Дело не в том, что материальные силы и ограничения не принимаются во внимание или что они не оказывают реального влияния на культурный порядок. Речь идет о том, что характер воздействия не может быть выведен из характера сил, поскольку материальные эффекты зависят от их культурного охвата. . . . Практический интерес людей к производству символически конституируется. . . . Ничто в смысле их способности удовлетворять ма-териальную (биологическую) потребность не может объяснить, почему ... собаки [на Западе] несъедобны, а задние конечности бычка в высшей степени удовлетворяют потребность в еде.

В своей недавней истории американской бизнес-школы и ее роли в легитимизации, а затем и коррумпировании профессиональных менеджеров социолог Ракеш Хурана заявил: "Я исхожу из того, что идеологические интересы могут быть важными факторами в проекте профессионализации, и что их заявления иногда должны приниматься за чистую монету, ... наряду с социальными ролями и частными (материальными или властными) интересами".5 Точно так же социолог религии Родни Старк, ни в коем случае не пренебрегая материальными силами, призывает нас иногда принимать за чистую монету, или, во всяком случае, за некоторую ценность, реальное содержание ре-лигиозной доктрины.6 Иногда люди имеют в виду то, что они говорят, или, по крайней мере, случайно говорят о своем значении. Слова - это факты и для социальной науки.

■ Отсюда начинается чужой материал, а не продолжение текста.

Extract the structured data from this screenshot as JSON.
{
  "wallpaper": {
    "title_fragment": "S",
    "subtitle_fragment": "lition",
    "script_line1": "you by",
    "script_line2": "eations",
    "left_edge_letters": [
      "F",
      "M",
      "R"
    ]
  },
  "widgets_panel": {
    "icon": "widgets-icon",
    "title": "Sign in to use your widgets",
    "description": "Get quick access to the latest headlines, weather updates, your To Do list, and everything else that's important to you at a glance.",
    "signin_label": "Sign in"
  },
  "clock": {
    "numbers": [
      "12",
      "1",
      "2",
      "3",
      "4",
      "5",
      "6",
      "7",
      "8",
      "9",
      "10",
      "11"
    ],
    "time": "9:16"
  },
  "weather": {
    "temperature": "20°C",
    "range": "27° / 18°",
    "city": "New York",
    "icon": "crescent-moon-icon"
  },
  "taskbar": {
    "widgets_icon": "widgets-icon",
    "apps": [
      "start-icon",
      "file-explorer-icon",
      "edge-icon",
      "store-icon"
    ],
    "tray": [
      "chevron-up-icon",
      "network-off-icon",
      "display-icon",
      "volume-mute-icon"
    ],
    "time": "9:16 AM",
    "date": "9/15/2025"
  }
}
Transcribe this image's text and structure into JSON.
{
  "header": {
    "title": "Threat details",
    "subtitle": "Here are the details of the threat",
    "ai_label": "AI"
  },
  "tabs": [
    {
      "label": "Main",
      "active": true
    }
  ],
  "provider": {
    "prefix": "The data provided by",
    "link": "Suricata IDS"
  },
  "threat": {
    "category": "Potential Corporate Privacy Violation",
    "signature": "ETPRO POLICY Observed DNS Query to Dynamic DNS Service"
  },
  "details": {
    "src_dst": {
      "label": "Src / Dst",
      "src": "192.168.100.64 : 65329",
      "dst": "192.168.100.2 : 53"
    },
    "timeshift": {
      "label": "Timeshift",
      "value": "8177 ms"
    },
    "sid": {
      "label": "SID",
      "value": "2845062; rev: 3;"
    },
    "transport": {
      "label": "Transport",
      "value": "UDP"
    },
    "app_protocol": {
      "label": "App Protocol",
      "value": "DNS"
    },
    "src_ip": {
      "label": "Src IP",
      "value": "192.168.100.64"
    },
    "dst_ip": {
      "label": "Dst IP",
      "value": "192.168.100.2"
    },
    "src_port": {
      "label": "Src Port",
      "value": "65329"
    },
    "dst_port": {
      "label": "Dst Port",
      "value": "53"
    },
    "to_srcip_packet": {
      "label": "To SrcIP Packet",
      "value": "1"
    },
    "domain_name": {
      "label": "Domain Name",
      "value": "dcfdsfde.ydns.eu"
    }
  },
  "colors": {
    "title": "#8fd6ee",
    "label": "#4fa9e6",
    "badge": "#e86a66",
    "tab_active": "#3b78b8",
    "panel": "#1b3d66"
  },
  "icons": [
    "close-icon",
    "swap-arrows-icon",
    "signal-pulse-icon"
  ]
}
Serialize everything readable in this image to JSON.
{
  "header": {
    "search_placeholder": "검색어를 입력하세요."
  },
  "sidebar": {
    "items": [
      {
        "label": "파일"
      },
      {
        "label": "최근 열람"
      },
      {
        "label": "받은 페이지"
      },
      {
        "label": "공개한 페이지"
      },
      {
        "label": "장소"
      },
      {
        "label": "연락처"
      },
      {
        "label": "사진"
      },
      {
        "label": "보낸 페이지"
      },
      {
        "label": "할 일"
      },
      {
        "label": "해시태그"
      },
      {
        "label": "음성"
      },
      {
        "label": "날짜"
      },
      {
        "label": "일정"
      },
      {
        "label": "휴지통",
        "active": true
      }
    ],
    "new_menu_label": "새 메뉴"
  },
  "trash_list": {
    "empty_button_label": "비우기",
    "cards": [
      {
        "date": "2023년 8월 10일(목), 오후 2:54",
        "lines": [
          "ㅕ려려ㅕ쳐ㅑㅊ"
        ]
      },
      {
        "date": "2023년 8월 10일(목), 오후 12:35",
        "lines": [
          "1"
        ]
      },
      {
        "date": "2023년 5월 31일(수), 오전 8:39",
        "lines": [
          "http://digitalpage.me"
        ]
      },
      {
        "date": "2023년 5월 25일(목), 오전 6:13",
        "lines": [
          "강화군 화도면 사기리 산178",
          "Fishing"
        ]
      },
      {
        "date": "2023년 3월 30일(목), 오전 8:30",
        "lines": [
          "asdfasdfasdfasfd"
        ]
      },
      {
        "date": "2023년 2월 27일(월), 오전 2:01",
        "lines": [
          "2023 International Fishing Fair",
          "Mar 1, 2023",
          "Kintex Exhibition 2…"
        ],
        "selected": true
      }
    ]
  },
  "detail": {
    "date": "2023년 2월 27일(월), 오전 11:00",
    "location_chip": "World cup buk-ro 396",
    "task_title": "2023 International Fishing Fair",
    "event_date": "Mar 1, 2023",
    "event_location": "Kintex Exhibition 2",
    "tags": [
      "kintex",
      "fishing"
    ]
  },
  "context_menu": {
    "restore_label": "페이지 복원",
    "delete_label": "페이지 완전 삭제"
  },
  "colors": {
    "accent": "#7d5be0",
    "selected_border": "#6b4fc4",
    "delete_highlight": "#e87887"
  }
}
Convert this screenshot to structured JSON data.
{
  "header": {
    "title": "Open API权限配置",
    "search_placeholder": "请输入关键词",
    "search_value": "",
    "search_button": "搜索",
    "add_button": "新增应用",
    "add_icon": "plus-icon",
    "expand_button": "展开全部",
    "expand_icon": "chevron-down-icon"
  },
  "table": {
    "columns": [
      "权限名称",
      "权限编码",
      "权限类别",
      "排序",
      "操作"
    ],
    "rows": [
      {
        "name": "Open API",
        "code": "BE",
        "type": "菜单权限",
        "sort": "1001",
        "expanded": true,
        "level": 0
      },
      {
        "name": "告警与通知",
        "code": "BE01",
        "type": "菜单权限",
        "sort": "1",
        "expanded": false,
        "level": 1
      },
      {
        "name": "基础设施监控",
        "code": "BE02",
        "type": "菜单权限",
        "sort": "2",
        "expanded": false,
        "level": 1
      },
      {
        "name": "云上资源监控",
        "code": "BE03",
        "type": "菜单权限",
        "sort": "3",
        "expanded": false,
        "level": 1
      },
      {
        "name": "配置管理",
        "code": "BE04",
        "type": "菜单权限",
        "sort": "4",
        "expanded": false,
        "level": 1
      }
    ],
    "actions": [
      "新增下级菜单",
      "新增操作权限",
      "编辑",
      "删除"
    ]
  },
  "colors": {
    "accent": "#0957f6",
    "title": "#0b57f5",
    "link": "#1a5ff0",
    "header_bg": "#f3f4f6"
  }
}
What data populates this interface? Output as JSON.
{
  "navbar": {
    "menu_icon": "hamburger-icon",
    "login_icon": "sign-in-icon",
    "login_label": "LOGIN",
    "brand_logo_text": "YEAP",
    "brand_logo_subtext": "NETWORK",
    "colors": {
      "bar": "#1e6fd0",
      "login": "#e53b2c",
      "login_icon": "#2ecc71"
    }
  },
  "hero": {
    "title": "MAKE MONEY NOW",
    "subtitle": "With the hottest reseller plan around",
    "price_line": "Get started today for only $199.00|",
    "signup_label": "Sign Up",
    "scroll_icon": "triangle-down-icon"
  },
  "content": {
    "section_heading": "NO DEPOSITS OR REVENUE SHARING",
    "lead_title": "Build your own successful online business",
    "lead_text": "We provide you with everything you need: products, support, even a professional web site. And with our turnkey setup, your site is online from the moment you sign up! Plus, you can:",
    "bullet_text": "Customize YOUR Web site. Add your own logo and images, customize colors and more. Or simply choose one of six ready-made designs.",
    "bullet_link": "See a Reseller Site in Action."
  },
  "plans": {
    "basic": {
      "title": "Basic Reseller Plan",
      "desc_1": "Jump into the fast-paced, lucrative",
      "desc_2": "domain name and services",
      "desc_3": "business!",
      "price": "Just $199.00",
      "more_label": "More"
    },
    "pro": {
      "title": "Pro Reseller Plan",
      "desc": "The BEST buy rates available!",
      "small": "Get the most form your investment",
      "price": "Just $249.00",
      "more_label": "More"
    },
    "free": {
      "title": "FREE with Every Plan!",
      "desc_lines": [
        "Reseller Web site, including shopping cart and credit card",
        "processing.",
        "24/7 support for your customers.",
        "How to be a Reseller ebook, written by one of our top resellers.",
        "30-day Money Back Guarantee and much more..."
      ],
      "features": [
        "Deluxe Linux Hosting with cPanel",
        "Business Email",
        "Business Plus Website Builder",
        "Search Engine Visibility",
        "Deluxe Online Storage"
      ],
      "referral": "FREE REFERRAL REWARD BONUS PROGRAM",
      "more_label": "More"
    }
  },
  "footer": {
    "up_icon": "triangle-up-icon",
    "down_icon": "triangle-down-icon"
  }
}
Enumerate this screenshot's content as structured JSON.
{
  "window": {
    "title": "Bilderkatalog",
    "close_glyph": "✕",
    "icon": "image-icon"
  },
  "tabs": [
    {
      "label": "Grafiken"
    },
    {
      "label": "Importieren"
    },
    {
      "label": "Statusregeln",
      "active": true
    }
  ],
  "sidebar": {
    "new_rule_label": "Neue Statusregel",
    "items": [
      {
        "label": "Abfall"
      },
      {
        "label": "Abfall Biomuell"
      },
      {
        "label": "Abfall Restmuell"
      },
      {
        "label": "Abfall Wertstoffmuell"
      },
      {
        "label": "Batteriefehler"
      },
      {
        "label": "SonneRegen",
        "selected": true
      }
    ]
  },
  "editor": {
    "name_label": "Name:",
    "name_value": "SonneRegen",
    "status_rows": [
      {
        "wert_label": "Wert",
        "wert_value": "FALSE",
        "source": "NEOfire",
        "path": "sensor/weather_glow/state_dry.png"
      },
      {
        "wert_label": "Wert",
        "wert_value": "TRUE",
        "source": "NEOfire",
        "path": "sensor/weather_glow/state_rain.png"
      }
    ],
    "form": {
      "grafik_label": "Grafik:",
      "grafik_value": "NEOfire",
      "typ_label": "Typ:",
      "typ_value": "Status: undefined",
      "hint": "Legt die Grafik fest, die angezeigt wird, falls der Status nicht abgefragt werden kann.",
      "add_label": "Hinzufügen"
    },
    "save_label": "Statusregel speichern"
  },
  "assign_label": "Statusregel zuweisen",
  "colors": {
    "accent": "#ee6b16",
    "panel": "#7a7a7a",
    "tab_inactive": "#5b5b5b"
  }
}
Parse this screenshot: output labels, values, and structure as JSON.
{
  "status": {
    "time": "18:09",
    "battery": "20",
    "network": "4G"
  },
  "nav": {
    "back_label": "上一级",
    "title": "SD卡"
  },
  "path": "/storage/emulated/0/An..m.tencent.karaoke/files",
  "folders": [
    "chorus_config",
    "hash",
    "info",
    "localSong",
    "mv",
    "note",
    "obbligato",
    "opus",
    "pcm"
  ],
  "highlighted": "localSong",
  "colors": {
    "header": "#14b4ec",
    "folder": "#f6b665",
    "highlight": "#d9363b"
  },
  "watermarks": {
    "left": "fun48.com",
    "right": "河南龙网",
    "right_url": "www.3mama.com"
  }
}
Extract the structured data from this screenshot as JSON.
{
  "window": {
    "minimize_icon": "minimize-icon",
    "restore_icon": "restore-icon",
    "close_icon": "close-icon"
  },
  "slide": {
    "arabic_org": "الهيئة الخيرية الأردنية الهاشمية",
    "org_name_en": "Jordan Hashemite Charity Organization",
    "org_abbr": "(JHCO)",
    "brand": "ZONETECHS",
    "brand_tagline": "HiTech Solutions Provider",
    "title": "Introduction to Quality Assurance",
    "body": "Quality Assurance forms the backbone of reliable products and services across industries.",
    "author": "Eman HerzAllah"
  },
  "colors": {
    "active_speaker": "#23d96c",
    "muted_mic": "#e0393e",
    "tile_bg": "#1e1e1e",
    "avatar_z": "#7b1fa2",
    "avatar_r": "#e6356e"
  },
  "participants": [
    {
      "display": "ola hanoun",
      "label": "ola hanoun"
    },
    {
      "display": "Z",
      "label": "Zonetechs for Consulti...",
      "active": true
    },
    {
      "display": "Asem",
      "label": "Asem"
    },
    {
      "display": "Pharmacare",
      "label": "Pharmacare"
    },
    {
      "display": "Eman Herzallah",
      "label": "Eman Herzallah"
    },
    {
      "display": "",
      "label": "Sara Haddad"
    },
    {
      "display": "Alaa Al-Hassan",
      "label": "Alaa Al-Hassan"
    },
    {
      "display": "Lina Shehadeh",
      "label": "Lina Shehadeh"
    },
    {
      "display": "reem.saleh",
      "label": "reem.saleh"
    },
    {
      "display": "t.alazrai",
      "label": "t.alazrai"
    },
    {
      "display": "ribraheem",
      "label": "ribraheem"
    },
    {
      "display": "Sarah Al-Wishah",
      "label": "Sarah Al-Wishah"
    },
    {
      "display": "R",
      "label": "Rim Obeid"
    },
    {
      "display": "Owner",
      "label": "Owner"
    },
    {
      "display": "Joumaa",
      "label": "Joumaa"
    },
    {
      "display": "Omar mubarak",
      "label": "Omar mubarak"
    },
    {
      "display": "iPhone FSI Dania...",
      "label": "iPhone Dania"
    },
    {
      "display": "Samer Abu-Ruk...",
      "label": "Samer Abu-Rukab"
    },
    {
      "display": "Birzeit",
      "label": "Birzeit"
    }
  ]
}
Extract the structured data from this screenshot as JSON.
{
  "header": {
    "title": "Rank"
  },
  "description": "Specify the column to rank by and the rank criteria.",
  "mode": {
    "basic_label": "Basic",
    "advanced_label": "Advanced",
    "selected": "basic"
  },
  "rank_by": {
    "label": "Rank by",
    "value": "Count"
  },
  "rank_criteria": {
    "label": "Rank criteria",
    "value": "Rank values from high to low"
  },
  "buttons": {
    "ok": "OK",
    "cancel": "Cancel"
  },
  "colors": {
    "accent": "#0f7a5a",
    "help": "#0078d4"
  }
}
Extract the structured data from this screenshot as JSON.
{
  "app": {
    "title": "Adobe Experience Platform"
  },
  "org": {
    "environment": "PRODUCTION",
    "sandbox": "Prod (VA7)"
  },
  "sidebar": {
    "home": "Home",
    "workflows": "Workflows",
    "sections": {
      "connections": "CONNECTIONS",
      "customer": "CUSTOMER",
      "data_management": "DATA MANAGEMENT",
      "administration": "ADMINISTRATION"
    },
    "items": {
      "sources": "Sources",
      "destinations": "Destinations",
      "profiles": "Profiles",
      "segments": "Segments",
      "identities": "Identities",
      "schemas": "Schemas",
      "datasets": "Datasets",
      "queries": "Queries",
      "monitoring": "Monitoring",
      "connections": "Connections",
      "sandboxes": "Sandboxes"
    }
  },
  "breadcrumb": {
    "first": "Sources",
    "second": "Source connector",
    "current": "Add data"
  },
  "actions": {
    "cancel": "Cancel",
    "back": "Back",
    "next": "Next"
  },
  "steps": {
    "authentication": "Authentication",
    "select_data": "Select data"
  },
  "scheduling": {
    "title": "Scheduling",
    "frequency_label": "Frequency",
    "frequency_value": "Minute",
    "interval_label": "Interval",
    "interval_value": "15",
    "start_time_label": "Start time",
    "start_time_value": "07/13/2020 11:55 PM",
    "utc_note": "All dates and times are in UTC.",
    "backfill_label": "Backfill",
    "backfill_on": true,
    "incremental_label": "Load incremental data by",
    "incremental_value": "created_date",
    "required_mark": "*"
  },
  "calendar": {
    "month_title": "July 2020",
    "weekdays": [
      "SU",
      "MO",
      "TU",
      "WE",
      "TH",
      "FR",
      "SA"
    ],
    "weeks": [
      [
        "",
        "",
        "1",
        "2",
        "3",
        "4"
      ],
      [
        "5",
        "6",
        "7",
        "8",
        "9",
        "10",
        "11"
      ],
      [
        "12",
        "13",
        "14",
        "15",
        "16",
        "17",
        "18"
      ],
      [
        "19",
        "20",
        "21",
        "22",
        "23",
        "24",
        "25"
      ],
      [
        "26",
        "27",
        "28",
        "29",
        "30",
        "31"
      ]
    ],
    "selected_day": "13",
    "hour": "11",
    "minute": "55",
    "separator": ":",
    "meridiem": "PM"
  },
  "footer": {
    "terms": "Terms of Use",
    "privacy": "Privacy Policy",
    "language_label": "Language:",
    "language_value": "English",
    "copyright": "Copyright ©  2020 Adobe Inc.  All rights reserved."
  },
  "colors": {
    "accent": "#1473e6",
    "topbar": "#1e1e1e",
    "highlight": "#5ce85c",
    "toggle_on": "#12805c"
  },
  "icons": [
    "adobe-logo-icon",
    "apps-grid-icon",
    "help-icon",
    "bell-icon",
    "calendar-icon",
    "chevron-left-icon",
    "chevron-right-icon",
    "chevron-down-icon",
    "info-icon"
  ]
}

Настоящая книга косвенно поддерживает такой балансирующий шаг, рассматривая репрезентативную выборку очевидно перспективных материалистических и антириторических объяснений промышленной революции и современного мира - таких, как инвестиции или эксплуатация, или география, или внешняя торговля, или империализм, или генетика, или права собственности. Он находит их удивительно слабыми. Отсюда делается вывод (я допускаю пробел в выводах), что остальные объяснения, такие как идеи и риторика, должны быть сильными. (В двух последующих книгах будут предложены более позитивные доказательства изменений в риторике).

Критический метод "остатков" или "остатков" рекомендовал в своей "Системе логики" (1843 г.) в качестве одного из четырех методов индукции Дж.С. Милль, этот замечательно образованный и непредубежденный ученый. "Выводя из данного явления, - писал Милль в своем высокопарном, но доходчивом стиле, - все части, которые в силу предшествующих индукций могут быть отнесены к известным причинам, остаток будет следствием предшествующих причин, на которые не обратили внимания, или следствие которых было еще неизвестно", - говоря простым языком, уберите то, что можно измерить, и останется лишь влияние того, чего нельзя измерить. Если экономические и материальные причины, обычно предлагаемые в качестве экс-планов промышленной революции, окажутся слабыми, то значительный остаток вполне может быть эффектом оставшегося предшественника - возможно, риторического изменения. Если новые/старые инвестиции и торговля не могут этого сделать, то, может быть, новые способы говорить и думать могут. Я утверждаю, что решающим предшественником было изменение риторики около 1700 г. в отношении рынков, инноваций и буржуазии, распространившееся после 1800 г. Это было всего лишь изменение в разговоре и мышлении о достоинстве и свободе. Но оно было исторически уникальным и экономически мощным. Она подняла волну (хотя, кстати, в масштабах всей человеческой истории эта волна была скорее похожа на цунами; подразумеваемая внезапность японского слова лучше передает суть дела).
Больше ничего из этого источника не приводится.